Et il déposa sa mise sur la roulette.

Dix minutes après, il ne lui restait que le billet de cinq cents francs. Il le fit échanger, mit en réserve dix louis et aventura les quinze autres sur la table fatale. La sueur perlait sur son front baissé. En trois coups, il perdit ce suprême enjeu. Tout son or s’évanouissait sous l’œil terne et fixe de ce lugubre spectateur qui semblait être pour lui la personnification vivante du guignon.
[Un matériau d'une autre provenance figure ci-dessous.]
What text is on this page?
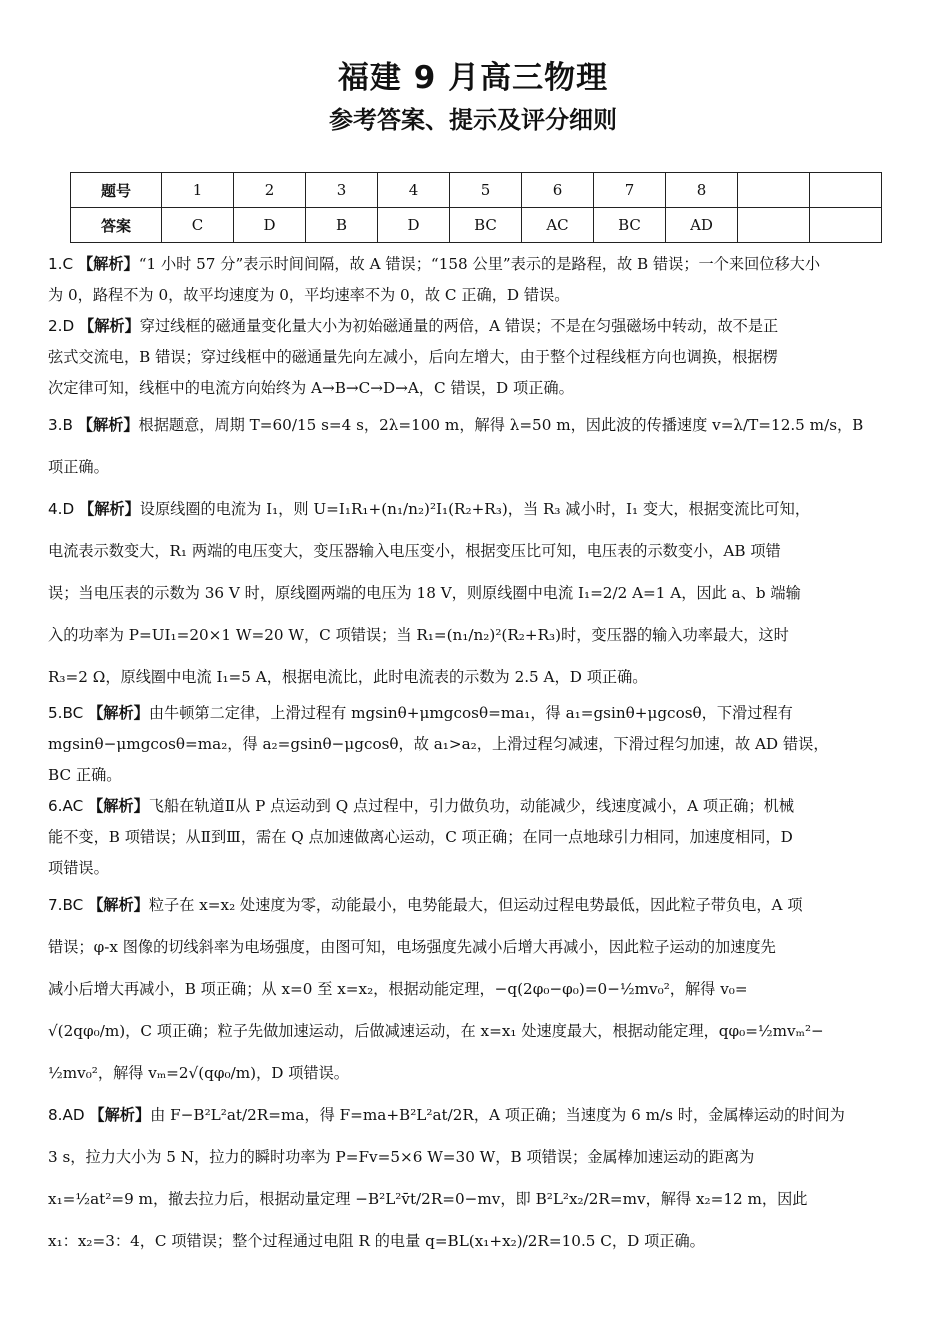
福建 9 月高三物理
参考答案、提示及评分细则
题号	1	2	3	4	5	6	7	8		
答案	C	D	B	D	BC	AC	BC	AD		

1.C 【解析】“1 小时 57 分”表示时间间隔，故 A 错误；“158 公里”表示的是路程，故 B 错误；一个来回位移大小

为 0，路程不为 0，故平均速度为 0，平均速率不为 0，故 C 正确，D 错误。

2.D 【解析】穿过线框的磁通量变化量大小为初始磁通量的两倍，A 错误；不是在匀强磁场中转动，故不是正

弦式交流电，B 错误；穿过线框中的磁通量先向左减小，后向左增大，由于整个过程线框方向也调换，根据楞

次定律可知，线框中的电流方向始终为 A→B→C→D→A，C 错误，D 项正确。

3.B 【解析】根据题意，周期 T=60/15 s=4 s，2λ=100 m，解得 λ=50 m，因此波的传播速度 v=λ/T=12.5 m/s，B

项正确。

4.D 【解析】设原线圈的电流为 I₁，则 U=I₁R₁+(n₁/n₂)²I₁(R₂+R₃)，当 R₃ 减小时，I₁ 变大，根据变流比可知，

电流表示数变大，R₁ 两端的电压变大，变压器输入电压变小，根据变压比可知，电压表的示数变小，AB 项错

误；当电压表的示数为 36 V 时，原线圈两端的电压为 18 V，则原线圈中电流 I₁=2/2 A=1 A，因此 a、b 端输

入的功率为 P=UI₁=20×1 W=20 W，C 项错误；当 R₁=(n₁/n₂)²(R₂+R₃)时，变压器的输入功率最大，这时

R₃=2 Ω，原线圈中电流 I₁=5 A，根据电流比，此时电流表的示数为 2.5 A，D 项正确。

5.BC 【解析】由牛顿第二定律，上滑过程有 mgsinθ+μmgcosθ=ma₁，得 a₁=gsinθ+μgcosθ，下滑过程有

mgsinθ−μmgcosθ=ma₂，得 a₂=gsinθ−μgcosθ，故 a₁>a₂，上滑过程匀减速，下滑过程匀加速，故 AD 错误，

BC 正确。

6.AC 【解析】飞船在轨道Ⅱ从 P 点运动到 Q 点过程中，引力做负功，动能减少，线速度减小，A 项正确；机械

能不变，B 项错误；从Ⅱ到Ⅲ，需在 Q 点加速做离心运动，C 项正确；在同一点地球引力相同，加速度相同，D

项错误。

7.BC 【解析】粒子在 x=x₂ 处速度为零，动能最小，电势能最大，但运动过程电势最低，因此粒子带负电，A 项

错误；φ-x 图像的切线斜率为电场强度，由图可知，电场强度先减小后增大再减小，因此粒子运动的加速度先

减小后增大再减小，B 项正确；从 x=0 至 x=x₂，根据动能定理，−q(2φ₀−φ₀)=0−½mv₀²，解得 v₀=

√(2qφ₀/m)，C 项正确；粒子先做加速运动，后做减速运动，在 x=x₁ 处速度最大，根据动能定理，qφ₀=½mvₘ²−

½mv₀²，解得 vₘ=2√(qφ₀/m)，D 项错误。

8.AD 【解析】由 F−B²L²at/2R=ma，得 F=ma+B²L²at/2R，A 项正确；当速度为 6 m/s 时，金属棒运动的时间为

3 s，拉力大小为 5 N，拉力的瞬时功率为 P=Fv=5×6 W=30 W，B 项错误；金属棒加速运动的距离为

x₁=½at²=9 m，撤去拉力后，根据动量定理 −B²L²v̄t/2R=0−mv，即 B²L²x₂/2R=mv，解得 x₂=12 m，因此

x₁：x₂=3：4，C 项错误；整个过程通过电阻 R 的电量 q=BL(x₁+x₂)/2R=10.5 C，D 项正确。
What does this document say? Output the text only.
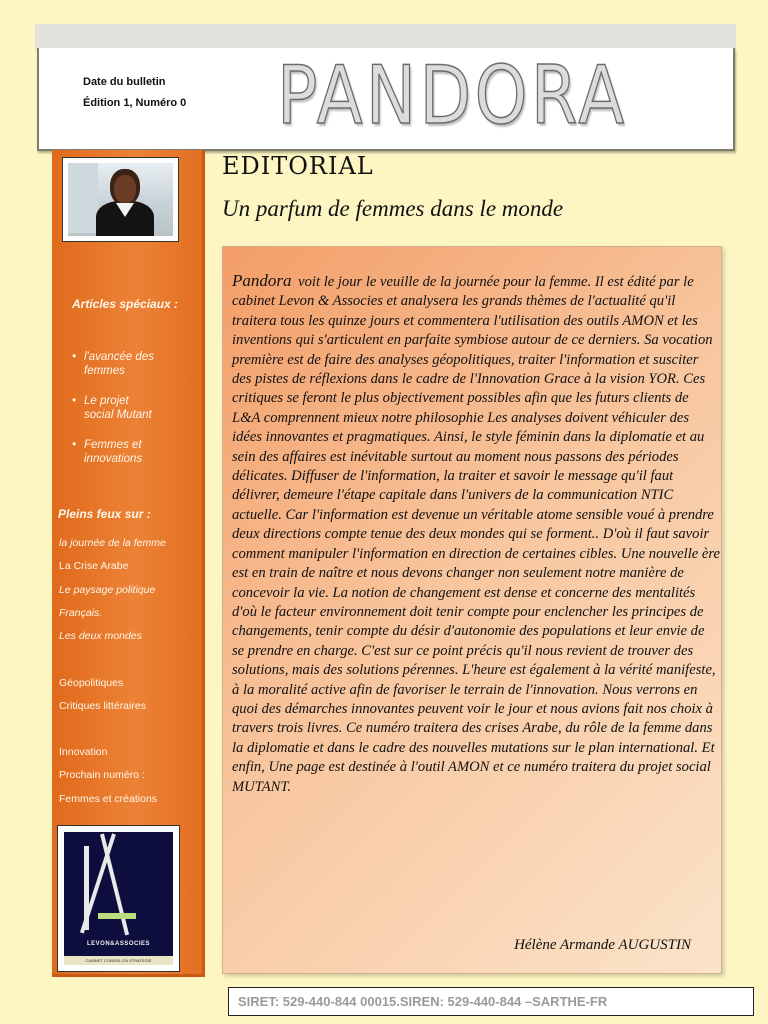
Date du bulletin
Édition 1, Numéro 0 PANDORA
Articles spéciaux :
• l'avancée des femmes
• Le projet social Mutant
• Femmes et innovations
Pleins feux sur :
la journée de la femme
La Crise Arabe
Le paysage politique
Français.
Les deux mondes
Géopolitiques
Critiques littéraires
Innovation
Prochain numéro :
Femmes et créations
LEVON&ASSOCIES
CABINET CONSEIL EN STRATEGIE
EDITORIAL
Un parfum de femmes dans le monde
Pandora voit le jour le veuille de la journée pour la femme. Il est édité par le cabinet Levon & Associes et analysera les grands thèmes de l'actualité qu'il traitera tous les quinze jours et commentera l'utilisation des outils AMON et les inventions qui s'articulent en parfaite symbiose autour de ce derniers. Sa vocation première est de faire des analyses géopolitiques, traiter l'information et susciter des pistes de réflexions dans le cadre de l'Innovation Grace à la vision YOR. Ces critiques se feront le plus objectivement possibles afin que les futurs clients de L&A comprennent mieux notre philosophie Les analyses doivent véhiculer des idées innovantes et pragmatiques. Ainsi, le style féminin dans la diplomatie et au sein des affaires est inévitable surtout au moment nous passons des périodes délicates. Diffuser de l'information, la traiter et savoir le message qu'il faut délivrer, demeure l'étape capitale dans l'univers de la communication NTIC actuelle. Car l'information est devenue un véritable atome sensible voué à prendre deux directions compte tenue des deux mondes qui se forment.. D'où il faut savoir comment manipuler l'information en direction de certaines cibles. Une nouvelle ère est en train de naître et nous devons changer non seulement notre manière de concevoir la vie. La notion de changement est dense et concerne des mentalités d'où le facteur environnement doit tenir compte pour enclencher les principes de changements, tenir compte du désir d'autonomie des populations et leur envie de se prendre en charge. C'est sur ce point précis qu'il nous revient de trouver des solutions, mais des solutions pérennes. L'heure est également à la vérité manifeste, à la moralité active afin de favoriser le terrain de l'innovation. Nous verrons en quoi des démarches innovantes peuvent voir le jour et nous avions fait nos choix à travers trois livres. Ce numéro traitera des crises Arabe, du rôle de la femme dans la diplomatie et dans le cadre des nouvelles mutations sur le plan international. Et enfin, Une page est destinée à l'outil AMON et ce numéro traitera du projet social MUTANT.
Hélène Armande AUGUSTIN
SIRET: 529-440-844 00015.SIREN: 529-440-844 –SARTHE-FR
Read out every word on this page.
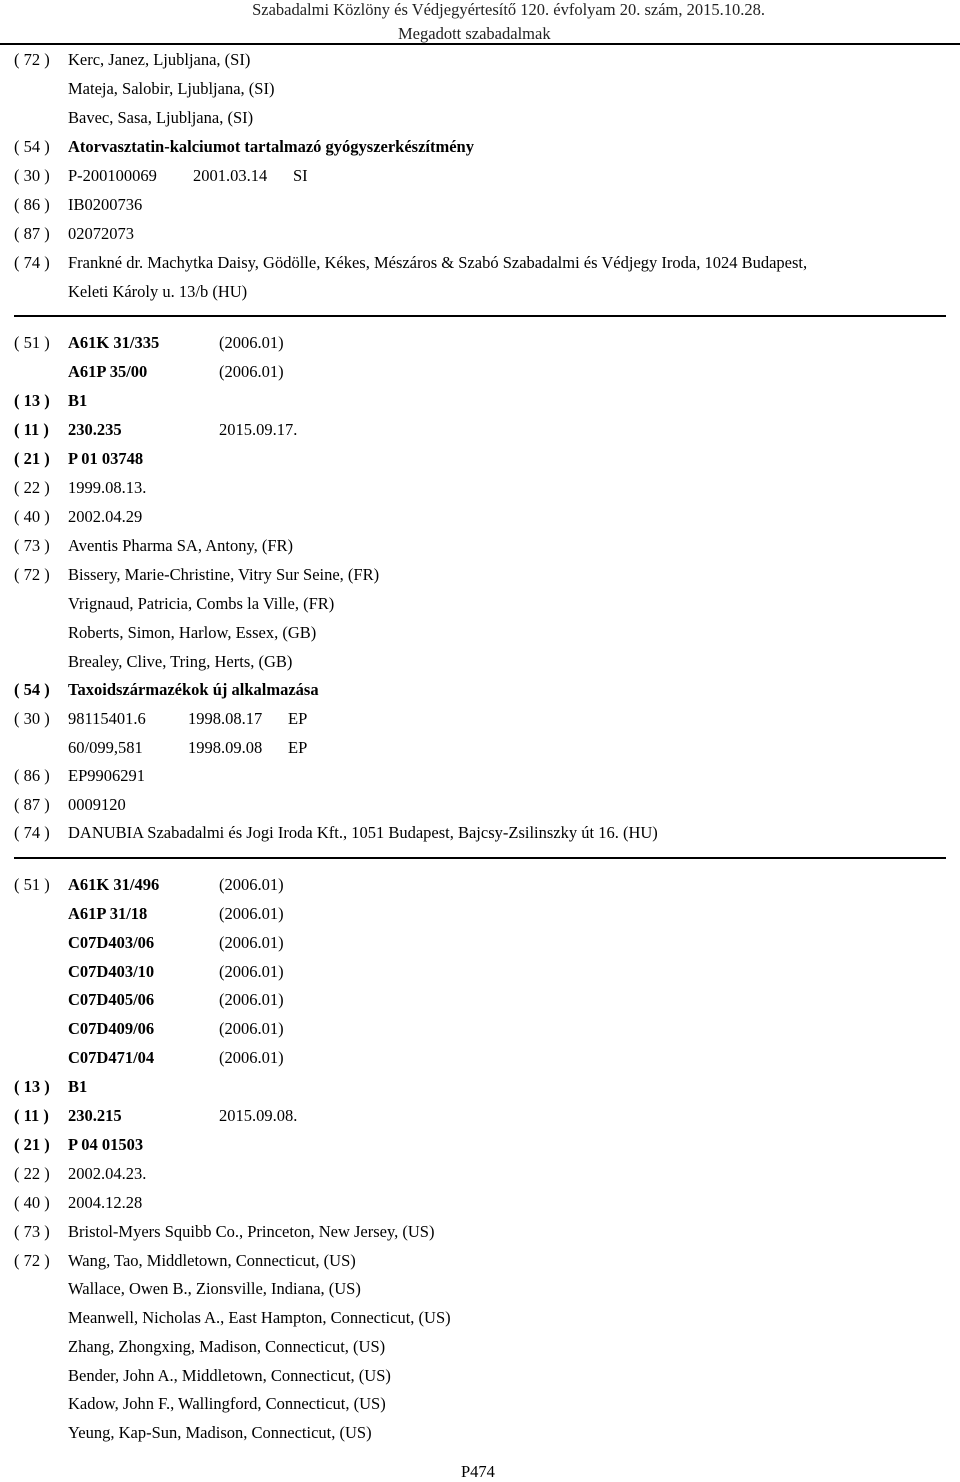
Szabadalmi Közlöny és Védjegyértesítő 120. évfolyam 20. szám, 2015.10.28.
Megadott szabadalmak
( 72 ) Kerc, Janez, Ljubljana, (SI)
Mateja, Salobir, Ljubljana, (SI)
Bavec, Sasa, Ljubljana, (SI)
( 54 ) Atorvasztatin-kalciumot tartalmazó gyógyszerkészítmény
( 30 ) P-200100069 2001.03.14 SI
( 86 ) IB0200736
( 87 ) 02072073
( 74 ) Frankné dr. Machytka Daisy, Gödölle, Kékes, Mészáros & Szabó Szabadalmi és Védjegy Iroda, 1024 Budapest,
Keleti Károly u. 13/b (HU)
( 51 ) A61K 31/335	(2006.01)
A61P 35/00	(2006.01)
( 13 ) B1
( 11 ) 230.235	2015.09.17.
( 21 ) P 01 03748
( 22 ) 1999.08.13.
( 40 ) 2002.04.29
( 73 ) Aventis Pharma SA, Antony, (FR)
( 72 ) Bissery, Marie-Christine, Vitry Sur Seine, (FR)
Vrignaud, Patricia, Combs la Ville, (FR)
Roberts, Simon, Harlow, Essex, (GB)
Brealey, Clive, Tring, Herts, (GB)
( 54 ) Taxoidszármazékok új alkalmazása
( 30 ) 98115401.6	1998.08.17 EP
60/099,581	1998.09.08 EP
( 86 ) EP9906291
( 87 ) 0009120
( 74 ) DANUBIA Szabadalmi és Jogi Iroda Kft., 1051 Budapest, Bajcsy-Zsilinszky út 16. (HU)
( 51 ) A61K 31/496	(2006.01)
A61P 31/18	(2006.01)
C07D403/06	(2006.01)
C07D403/10	(2006.01)
C07D405/06	(2006.01)
C07D409/06	(2006.01)
C07D471/04	(2006.01)
( 13 ) B1
( 11 ) 230.215	2015.09.08.
( 21 ) P 04 01503
( 22 ) 2002.04.23.
( 40 ) 2004.12.28
( 73 ) Bristol-Myers Squibb Co., Princeton, New Jersey, (US)
( 72 ) Wang, Tao, Middletown, Connecticut, (US)
Wallace, Owen B., Zionsville, Indiana, (US)
Meanwell, Nicholas A., East Hampton, Connecticut, (US)
Zhang, Zhongxing, Madison, Connecticut, (US)
Bender, John A., Middletown, Connecticut, (US)
Kadow, John F., Wallingford, Connecticut, (US)
Yeung, Kap-Sun, Madison, Connecticut, (US)
P474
Pour rien au monde Lacenaire n’aurait voulu manquer à sa parole envers les jeunes gens assemblés chez Tonnellier, et, tout ruiné qu’il était, il garda les deux cents francs extraits du dernier billet pour faire face aux dépenses de la nuit. Il descendit donc du 36. L’ironique vieillard l’accompagnait encore dans l’escalier, et son ombre se projetait sur ses murs blancs de lumière, comme une silhouette infernale. Arrivé en bas, il pressa le pas dans le sens opposé à la route de Lacenaire, et lui dit une seconde fois, mais alors avec un ricanement sarcastique : « Le jeu mène à l’échafaud, jeune homme ! le jeu mène à l’échafaud ! souvenez-vous-en ! »

Puis il disparut comme un éclair à l’un des couloirs qui conduit de la galerie à la rue de Valois.

Le froid de la nuit avait saisi Lacenaire, et il eut hâte de regagner la voiture qui l’attendait.

— À la barrière du Maine, chez Tonnellier, dit-il en entrant dans le cabriolet, au cocher endormi sur son siège.